En règle générale, les plus jeunes ont tendance à y être plus sensibles que leurs aînés. En effet 53% des 35-49 ans expliquent être préoccupés par leurs parents ou leurs grand-parents, et plus de la moitié des 25-34 ans expriment de l'inquiétude. 

Du côté des seniors les craintes sont moins importantes. Les Français âgés de 50 à 64 ans, se disent inquiets à 46% et à 43% pour les individus de plus de 65 ans. En 2015 lors des fortes chaleurs, seul un tiers de la population se disait inquiète, soit 13 points de moins qu'aujourd'hui.

Quant aux moyens mis en oeuvre par le gouvernement pour faire de la prévention, trois quart des Français estiment qu'il fait tout ce qu'il peut pour limiter risques; 75% approuvent l'action des pouvoirs publics et considèrent que le ministère de la Santé "agit et communique comme il le faut pour prévenir d'éventuels décès à cause de l'épisode de chaleur que nous traversons". Un chiffre nettement supérieur à 2015, puisque cette satisfaction a progressé de 8 points depuis.

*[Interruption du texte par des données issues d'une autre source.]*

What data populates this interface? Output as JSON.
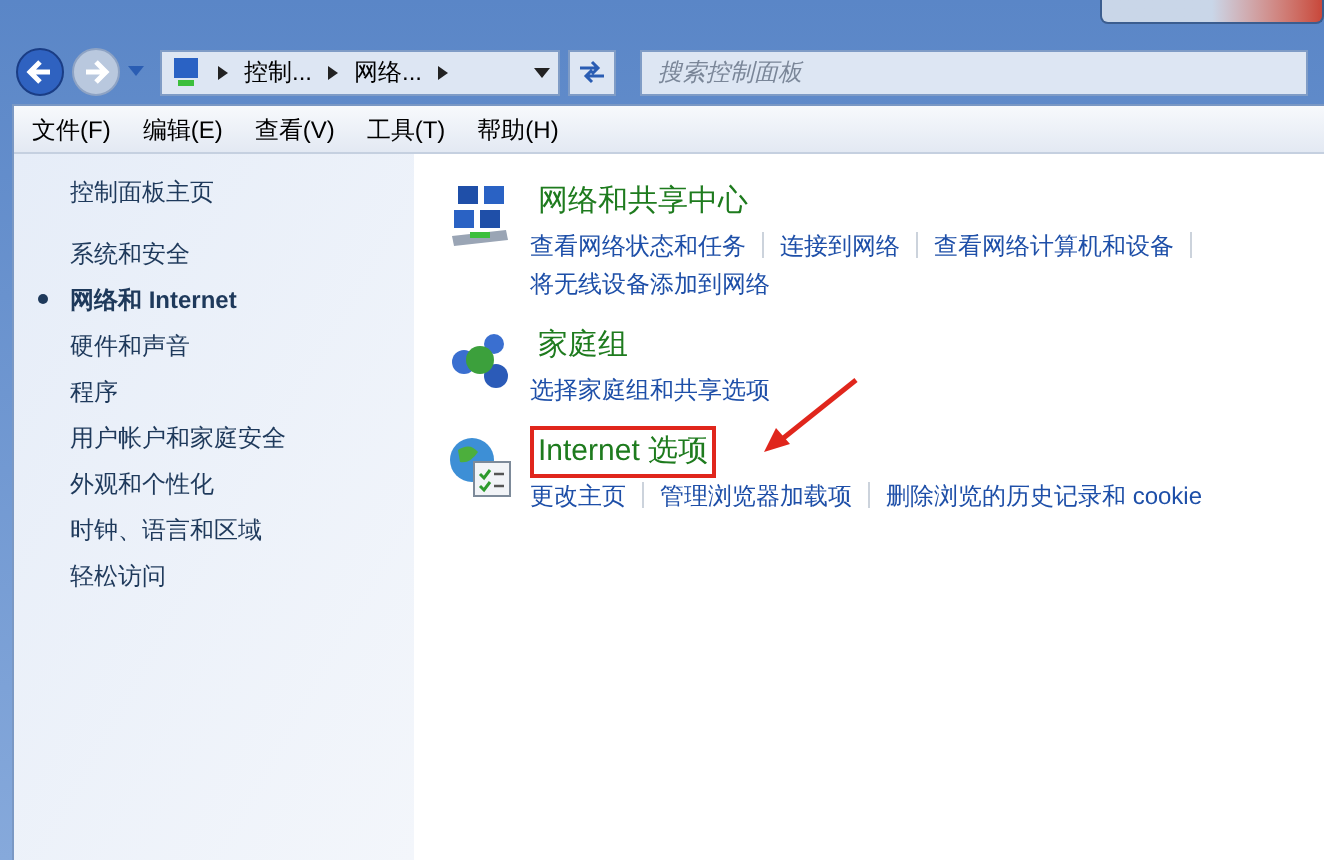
{
  "address_bar": {
    "crumbs": [
      "控制...",
      "网络..."
    ]
  },
  "search": {
    "placeholder": "搜索控制面板"
  },
  "menu": [
    "文件(F)",
    "编辑(E)",
    "查看(V)",
    "工具(T)",
    "帮助(H)"
  ],
  "sidebar": {
    "home": "控制面板主页",
    "items": [
      {
        "label": "系统和安全",
        "selected": false
      },
      {
        "label": "网络和 Internet",
        "selected": true
      },
      {
        "label": "硬件和声音",
        "selected": false
      },
      {
        "label": "程序",
        "selected": false
      },
      {
        "label": "用户帐户和家庭安全",
        "selected": false
      },
      {
        "label": "外观和个性化",
        "selected": false
      },
      {
        "label": "时钟、语言和区域",
        "selected": false
      },
      {
        "label": "轻松访问",
        "selected": false
      }
    ]
  },
  "categories": [
    {
      "kind": "network",
      "title": "网络和共享中心",
      "highlighted": false,
      "links": [
        [
          "查看网络状态和任务",
          "连接到网络",
          "查看网络计算机和设备"
        ],
        [
          "将无线设备添加到网络"
        ]
      ]
    },
    {
      "kind": "homegroup",
      "title": "家庭组",
      "highlighted": false,
      "links": [
        [
          "选择家庭组和共享选项"
        ]
      ]
    },
    {
      "kind": "internet",
      "title": "Internet 选项",
      "highlighted": true,
      "links": [
        [
          "更改主页",
          "管理浏览器加载项",
          "删除浏览的历史记录和 cookie"
        ]
      ]
    }
  ]
}
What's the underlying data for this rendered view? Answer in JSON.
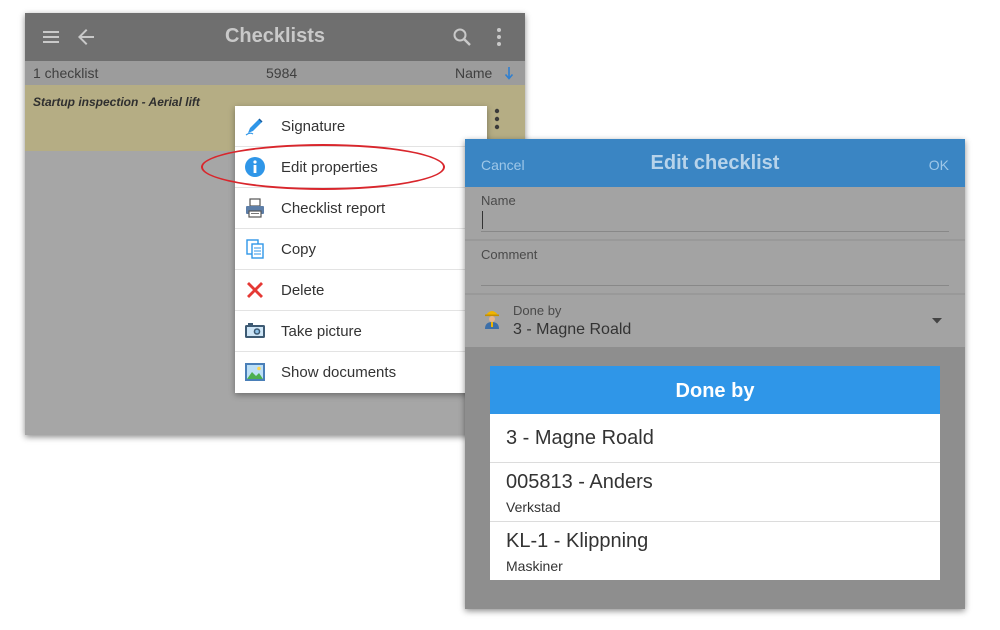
{
  "checklists_screen": {
    "title": "Checklists",
    "menu_icon": "hamburger-menu-icon",
    "back_icon": "back-arrow-icon",
    "search_icon": "search-icon",
    "overflow_icon": "more-vert-icon",
    "subbar": {
      "count": "1 checklist",
      "number": "5984",
      "sort_label": "Name",
      "sort_icon": "sort-arrow-down-icon"
    },
    "item": {
      "label": "Startup inspection - Aerial lift"
    }
  },
  "context_menu": {
    "items": [
      {
        "label": "Signature",
        "icon": "pen-icon"
      },
      {
        "label": "Edit properties",
        "icon": "info-icon"
      },
      {
        "label": "Checklist report",
        "icon": "printer-icon"
      },
      {
        "label": "Copy",
        "icon": "copy-icon"
      },
      {
        "label": "Delete",
        "icon": "delete-x-icon"
      },
      {
        "label": "Take picture",
        "icon": "camera-icon"
      },
      {
        "label": "Show documents",
        "icon": "image-icon"
      }
    ],
    "highlight_color": "#d9262c"
  },
  "edit_checklist": {
    "cancel_label": "Cancel",
    "title": "Edit checklist",
    "ok_label": "OK",
    "name_label": "Name",
    "name_value": "",
    "comment_label": "Comment",
    "comment_value": "",
    "done_by_label": "Done by",
    "done_by_value": "3 - Magne Roald"
  },
  "done_by_picker": {
    "title": "Done by",
    "options": [
      {
        "title": "3 - Magne Roald",
        "subtitle": ""
      },
      {
        "title": "005813 - Anders",
        "subtitle": "Verkstad"
      },
      {
        "title": "KL-1 - Klippning",
        "subtitle": "Maskiner"
      }
    ]
  },
  "colors": {
    "edit_header": "#3a85c3",
    "picker_header": "#2f96e8",
    "selected_row": "#b5ad84"
  }
}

Des enseignements depuis 2003 

Toujours selon ce sondage Odoxa-Dentsu Consulting le clivage politique n'apparaît pratiquement pas concernant cette problématique de santé publique. Qu'il s'agisse du Rassemblement national ou de la France Insoumise, les sympathisants se disent satisfaits à 65% et 61% respectivement. Les Français considèrent également à 56% que le gouvernement n'est pas responsable des événements climatiques qui frappent le pays et n'a pas les moyens de l'empêcher, quand 43% se dit à l'inverse qu'il "a la capacité de maîtriser les conséquences d'une situation climatique".

Depuis la canicule de 2003 qui avait fait 20.000 morts, 53% estiment que le pays a tiré des leçons et est mieux préparé. Une progression par rapport à 2004 où les Français étaient plus de six sur dix à penser le contraire.